Clet Delécluse, le recteur, ne connaît pas le montant exact du vol car « c’est l’affaire particulieres des fabriques », puis il relate son début d’enquête. Mathias Kneves tente à nouveau d’évaluer le montant du préjudice. Yves Le Calloch, de Krempeliet bras, accouru au son du tocsin, précise que « mercredy matin estant de son village pour aller battre chez un de ses voisins il apercut des traces de gens chaussés de souliers marquant leur route vers Kdevot et en revenant… ». Jean Le Berre, de Trolan, alerté lui aussi par le tocsin, estime que dans la deuxième armoire, dont il avait la charge «il devait y avoir onze écus de six livres, dans un pot vingt quatre livres en liard, et dans un autre vingt livres… ». Anne Le Guyader, femme de Guillaume Le Bihan, de Kempeliet, quant à elle, déclare que « vendredy dernier, sestant levée pour donner à boire à son mary qui est incommodé et ayant ensuite sorty de sa demeure qui n’est séparé de la chapelle de Kdévot que de deux champs, elle entendit trois heures sonner à l’horloge de la ditte chapelle, qu’elle entendit aussy vers cet endroit du bruit mais quelle ne distingua rien et quelle crut que se pouvoit etre le bondieu sortant pour quelques malades4, que voyant ce bruit s’approcher elle attendit et que deux ou trois hommes passant dans le chemin proche sa demeure, quil faisoit si noir quelle ne put scavoir positivement sils estoient deux ou trois ny mesme reconnoitre leurs véttements ; que ces particuliers ne disoit mots en passant près chez elle et qu’elle ne croit pas non plus quils en ayt etée apercûe quils faisoient route vers le grand chemin de Coray... »

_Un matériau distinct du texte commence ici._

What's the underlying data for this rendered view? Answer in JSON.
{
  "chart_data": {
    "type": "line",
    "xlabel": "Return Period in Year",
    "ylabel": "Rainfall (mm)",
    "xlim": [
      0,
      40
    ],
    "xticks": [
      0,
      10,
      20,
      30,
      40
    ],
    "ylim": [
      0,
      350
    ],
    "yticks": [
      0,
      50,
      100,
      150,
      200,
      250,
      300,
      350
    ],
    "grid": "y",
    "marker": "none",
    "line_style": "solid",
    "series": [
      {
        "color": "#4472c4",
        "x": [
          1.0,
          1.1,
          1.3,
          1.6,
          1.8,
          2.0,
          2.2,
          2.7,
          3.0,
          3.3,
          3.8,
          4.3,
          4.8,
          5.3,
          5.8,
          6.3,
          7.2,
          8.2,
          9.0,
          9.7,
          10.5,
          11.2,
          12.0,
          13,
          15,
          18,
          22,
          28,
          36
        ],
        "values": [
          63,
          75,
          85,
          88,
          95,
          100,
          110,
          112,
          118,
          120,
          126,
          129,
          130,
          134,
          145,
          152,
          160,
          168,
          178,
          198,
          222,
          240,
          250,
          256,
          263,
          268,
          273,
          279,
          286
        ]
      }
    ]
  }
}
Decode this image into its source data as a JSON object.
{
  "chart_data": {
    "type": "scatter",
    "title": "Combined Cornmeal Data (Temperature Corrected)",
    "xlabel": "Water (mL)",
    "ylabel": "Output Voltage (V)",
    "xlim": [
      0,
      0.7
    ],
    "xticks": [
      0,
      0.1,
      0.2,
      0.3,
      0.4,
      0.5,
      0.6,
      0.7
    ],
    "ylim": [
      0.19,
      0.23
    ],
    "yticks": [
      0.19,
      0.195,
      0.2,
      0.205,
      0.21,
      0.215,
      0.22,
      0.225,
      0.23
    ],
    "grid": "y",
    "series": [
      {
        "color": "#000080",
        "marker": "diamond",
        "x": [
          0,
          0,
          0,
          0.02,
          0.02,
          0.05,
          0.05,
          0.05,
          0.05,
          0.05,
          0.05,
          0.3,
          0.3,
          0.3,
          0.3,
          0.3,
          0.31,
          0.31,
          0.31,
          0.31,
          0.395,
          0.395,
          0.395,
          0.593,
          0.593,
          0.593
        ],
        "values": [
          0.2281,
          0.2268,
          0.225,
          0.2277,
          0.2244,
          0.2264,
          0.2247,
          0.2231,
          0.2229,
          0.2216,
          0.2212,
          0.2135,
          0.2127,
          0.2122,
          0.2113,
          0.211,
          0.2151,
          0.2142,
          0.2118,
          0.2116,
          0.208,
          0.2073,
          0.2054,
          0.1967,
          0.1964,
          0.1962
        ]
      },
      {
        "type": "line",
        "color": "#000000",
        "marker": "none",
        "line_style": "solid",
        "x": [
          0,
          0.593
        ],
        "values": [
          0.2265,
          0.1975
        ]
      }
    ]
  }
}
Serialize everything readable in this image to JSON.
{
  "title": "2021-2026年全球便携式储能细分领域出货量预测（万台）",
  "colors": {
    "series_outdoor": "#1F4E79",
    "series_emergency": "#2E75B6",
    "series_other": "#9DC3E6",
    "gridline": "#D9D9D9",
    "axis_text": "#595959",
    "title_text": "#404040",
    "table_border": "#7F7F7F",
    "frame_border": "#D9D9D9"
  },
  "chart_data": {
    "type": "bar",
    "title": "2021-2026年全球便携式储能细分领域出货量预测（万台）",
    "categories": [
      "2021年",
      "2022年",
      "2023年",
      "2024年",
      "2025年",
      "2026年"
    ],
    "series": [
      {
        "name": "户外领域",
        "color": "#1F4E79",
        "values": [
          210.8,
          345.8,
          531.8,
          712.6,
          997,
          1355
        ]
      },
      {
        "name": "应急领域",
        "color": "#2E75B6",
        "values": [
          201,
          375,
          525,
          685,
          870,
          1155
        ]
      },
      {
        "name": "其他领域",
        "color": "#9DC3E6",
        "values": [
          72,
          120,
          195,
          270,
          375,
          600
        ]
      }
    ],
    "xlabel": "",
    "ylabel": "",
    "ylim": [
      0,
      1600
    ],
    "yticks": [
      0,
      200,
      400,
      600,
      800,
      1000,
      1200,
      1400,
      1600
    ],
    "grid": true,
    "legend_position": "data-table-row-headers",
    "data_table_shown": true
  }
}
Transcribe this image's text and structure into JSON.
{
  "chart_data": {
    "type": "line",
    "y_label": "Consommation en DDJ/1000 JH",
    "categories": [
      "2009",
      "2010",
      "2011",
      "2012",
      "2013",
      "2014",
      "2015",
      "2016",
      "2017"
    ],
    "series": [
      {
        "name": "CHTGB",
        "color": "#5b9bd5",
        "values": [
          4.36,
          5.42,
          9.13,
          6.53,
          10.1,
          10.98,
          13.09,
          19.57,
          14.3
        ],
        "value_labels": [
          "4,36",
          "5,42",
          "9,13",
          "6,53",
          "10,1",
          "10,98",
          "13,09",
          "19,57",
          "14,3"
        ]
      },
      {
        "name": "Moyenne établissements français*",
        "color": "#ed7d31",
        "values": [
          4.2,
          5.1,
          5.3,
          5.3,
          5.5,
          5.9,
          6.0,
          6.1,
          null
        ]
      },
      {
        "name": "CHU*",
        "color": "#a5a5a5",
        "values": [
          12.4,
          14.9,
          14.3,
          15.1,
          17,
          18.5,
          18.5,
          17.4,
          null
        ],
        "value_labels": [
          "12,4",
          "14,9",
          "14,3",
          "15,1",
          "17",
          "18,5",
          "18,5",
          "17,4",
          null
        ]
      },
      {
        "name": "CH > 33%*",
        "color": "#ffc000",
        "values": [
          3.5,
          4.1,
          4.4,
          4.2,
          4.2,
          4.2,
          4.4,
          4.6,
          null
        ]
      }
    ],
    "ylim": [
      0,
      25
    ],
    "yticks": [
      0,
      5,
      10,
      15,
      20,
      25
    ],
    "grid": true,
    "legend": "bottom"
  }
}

De libations, en promesses d’épousailles

Quelques jours plus tard, le 30 octobre, d’autres témoins sont auditionnés : Jérôme Kgourlay, de Kdévot, Barbe Le Poupon et Jeanne Le Calves n’apportent pas de précision particulière. Mais Louise Seznec, femme de Joseph Corentin Mahé, est plus éloquente. Comme son mari, elle raconte à nouveau que deux inconnus se sont présentés quelques jours plus tôt et ont demandé les clefs de la chapelle. Ils lui ont dit qu’ils venaient de Brest, accompagnant Guénel Le Pape, lequel «estoit venu au pays dans l’intention de mettre ses bans». Elle vit le dénommé Le Pape «et un autre», décrivant assez précisément les vêtements de ces quatre individus. Et quelques jours plus tard, elle découvrit sur le placître de la chapelle une paire de sabots que personne ne réclama. Elle soupçonne donc «ces quatre particuliers comme auteurs du meffait … sans que cependant elle puisse les leur attribuer. Mais que n’ayant point vu d’autre etrangers, et ayant ete longtems a la ditte chapelle, en tout cas en possession des clefs, elle les soubçonne aussy d’en avoir fait une inspection préméditée… »
Anne Iuel, et son mari Alain Cogant, aubergistes à Ty Nevez, sur la route de Quimper à Coray, déclarent que guenel le pape, accompagnés de deux, ou trois, inconnus, sont venus plusieurs fois dans leur établissement, restant parfois plusieurs heures à consommer fortes boissons : «le jeudy ou vendredy, ils burent pour vingt cinq sols d’eaudevie, le dimanche… ils burent pour neuf francs de vin…le lundy dix-huit, les trois premiers vinrent encore à l’auberge sur les onze heures du matin, qu’ils en repartirent sur une heure de l’après midy après avoir bu sept bouteilles de vin pour lesquels ils donnerent un écu de six livres … Ils dirent qu’ils estoient au pays pour attendre les bannyes de guénel le pape…»
D’autres témoignages, notamment des aubergistes de la région, permettent de suivre trois individus, parfois quatre, qui ne passent pas inaperçus, oubliant parfois de régler des additions, comme chez Guillaume Flouttier, à l’auberge Aux bons enfants, rue des Reguaires à Quimper. Dans cette dernière auberge, la patronne, Marie Anne Conan, les a vus en compagnie de deux filles. L’une d’elle, Marie-Françoise Le Feuvre, fille de cuisine chez madame Kermorial, à Quimper, reconnut les frères Carof, Jean et Joseph-Marie, ce dernier ayant aussi travaillé chez madame Kermorial. Elle révèle même que Jean « luy demanda si elle vouloit luy donner parolle de l’épouser, ce a quoy elle consentit, et qu’à cette ocasion le dit Jean se rendit avec elle chez un orfèvre en cette ville ou ils achepterent une bague d’or du prix de quatorze livres, dont douze furent payés par le dit Jean en deux écus de six livres, et n’ayant pas de monoyes, elle le surplus de sa poche… ». S’en suivit un repas avec les futures belle-mère et belle-sœur…
Quant à Guenel Le Pape, il croit se souvenir que dans cette auberge « estant soul on refusa de leur donner du vin et qu’ayant fait du bruit à cette occasion la garde de nuit les prit et les retint au cor de garde jusques au lundy matin d’où ils sortirent pour aller chez le nommé pennec dans la rue du chapeau rouge ou ils burent jusque au soir [et] vinrent danser sur le champs de bataille »5.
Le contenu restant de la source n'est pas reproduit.